Eine Geschichte von Legenden...
Es war einmal ein kleiner, aber sehr bekannter Club im Herzen Frankfurts mit dem Namen "Monza". Dieser hatte vor einiger Zeit seine Pforten geschlossen und wollte bei der Wiedereröffnung mit einem echten Knaller aufwarten. So ergab sich, daß eines Tages einer der weltweit begehrtesten House-DJs auf dem Flyer des Monza stand. Derrick L. Carter in Frankfurt?!
Auch wenn die Geschichte wie ein Märchen beginnt, kann ich Euch versichern, daß es sich nicht um eines handelt. Lange hielten sich die Zweifel aufrecht, ob er denn wirklich kommen würde. Würde es nicht sogar sein erster Besuch in deutschen Landen werden; und dann ausgerechnet noch in unsrer Nähe?! Kein Wunder, daß da Mißtrauen aufkommt. So viel Glück haben wir doch normal nicht. Als ich an diesem Freitag früh morgens meinen Arbeitstag begann stand für mich immernoch nicht fest, ob ich es denn wagen sollte. Ständig blitzten mir die Gedanken durch den Kopf, ob er kommt und wenn er kommt, würden wir dann rein kommen. Zum richtigen Zeitpunkt, um mal wieder extreme Hektik aufkommen zu lassen war der Entschluß gefasst: WIR GEHEN HIN! So früh wie möglich anzukommen war unser Ziel (am liebsten hätt ich am Vortag ein Zelt vor dem Laden aufgeschlagen). Nach einer Fahrt mit Disskusionen ohne geistigen Nährwert konnten wir gleich unser Erstaunen zum Ausdruck bringen. Keine Schlange und kein Problem, reinzukommen. Die 12 Eintritt waren ja schon lachhaft! Ich hätte ohne mit der Wimper zu zucken das doppelte hingelegt, um diesen Mann live zu erleben!

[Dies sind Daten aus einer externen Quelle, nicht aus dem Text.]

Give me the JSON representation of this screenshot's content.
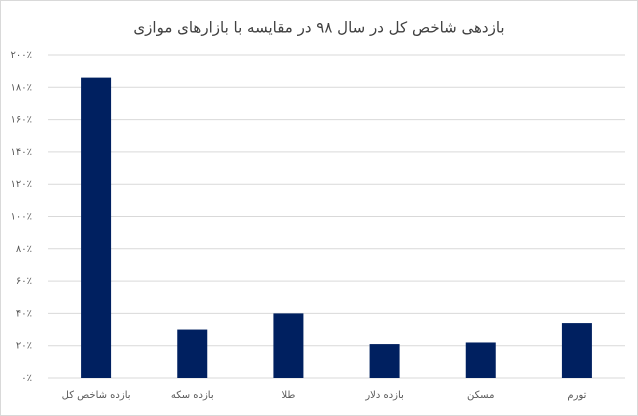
{
  "chart_data": {
    "type": "bar",
    "title": "بازدهی شاخص کل در سال ۹۸ در مقایسه با بازارهای موازی",
    "categories": [
      "بازده شاخص کل",
      "بازده سکه",
      "طلا",
      "بازده دلار",
      "مسکن",
      "تورم"
    ],
    "values": [
      186,
      30,
      40,
      21,
      22,
      34
    ],
    "color": "#002060",
    "ylim": [
      0,
      200
    ],
    "yticks": [
      {
        "value": 0,
        "label": "۰٪"
      },
      {
        "value": 20,
        "label": "۲۰٪"
      },
      {
        "value": 40,
        "label": "۴۰٪"
      },
      {
        "value": 60,
        "label": "۶۰٪"
      },
      {
        "value": 80,
        "label": "۸۰٪"
      },
      {
        "value": 100,
        "label": "۱۰۰٪"
      },
      {
        "value": 120,
        "label": "۱۲۰٪"
      },
      {
        "value": 140,
        "label": "۱۴۰٪"
      },
      {
        "value": 160,
        "label": "۱۶۰٪"
      },
      {
        "value": 180,
        "label": "۱۸۰٪"
      },
      {
        "value": 200,
        "label": "۲۰۰٪"
      }
    ],
    "grid": true
  }
}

Drin dachten wir dann endgültig im falschen Film zu sein. Es war kaum jemand da und die Leute strömten zwar kontinuierlich, aber nicht sehr drängelnd in die Location. So hatte ich wenigstens die Gelegenheit, den Club etwas genauer zu betrachten. Das ehemalige "Englische Theather" machte einen sehr edlen Eindruck. Vor allem mit dem Teppichboden hatte dieser Club das gewisse Etwas.
Das WarmUp war eher low und sollte den Leuten wohl helfen, die Energie für den Hauptgast zu sparen. Als sich dann alle Zweifel in Luft auflösten und er sich den Weg durch die - inzwischen angesammelten - Menschenmassen bahnen ließ war klar, daß die Party losgehen konnte. Von Anfang an pulsierte der dominante, amerikanische House-Beat über die Tanzfläche und löste bei mir eine Gänsehaut aus. Mit der Freude eines kleinen Kindes nahm ich sowohl die melodischeren, als auch die härteren Klänge in mich auf und wandelte sie bedingungslos in Bewegung um. Auch wenn der Körper schon lange nicht mehr wollte und das Tanzen auf dem Untergrund mit einem Dauerlauf im Sand zu vergleichen war, konnte ich von dieser Musik einfach nicht genug bekommen. Ich hab zwar schon das ein oder andere Set von ihm gestreamt, aber der Vergleich zu diesem Erlebnis kann garnicht erst gezogen werden. Man muß ihn einfach erlebt haben. Hätte ich keine Bilder von diesem Abend gemacht, hätte ich mir wohl die Hand auf der die Konturen des Stempels zu sehen waren abhacken und konservieren müssen, um mich daran zu erinnern. Warum um Himmels willen gibt es nicht mehr Partys dieser Art in unsrer Nähe???????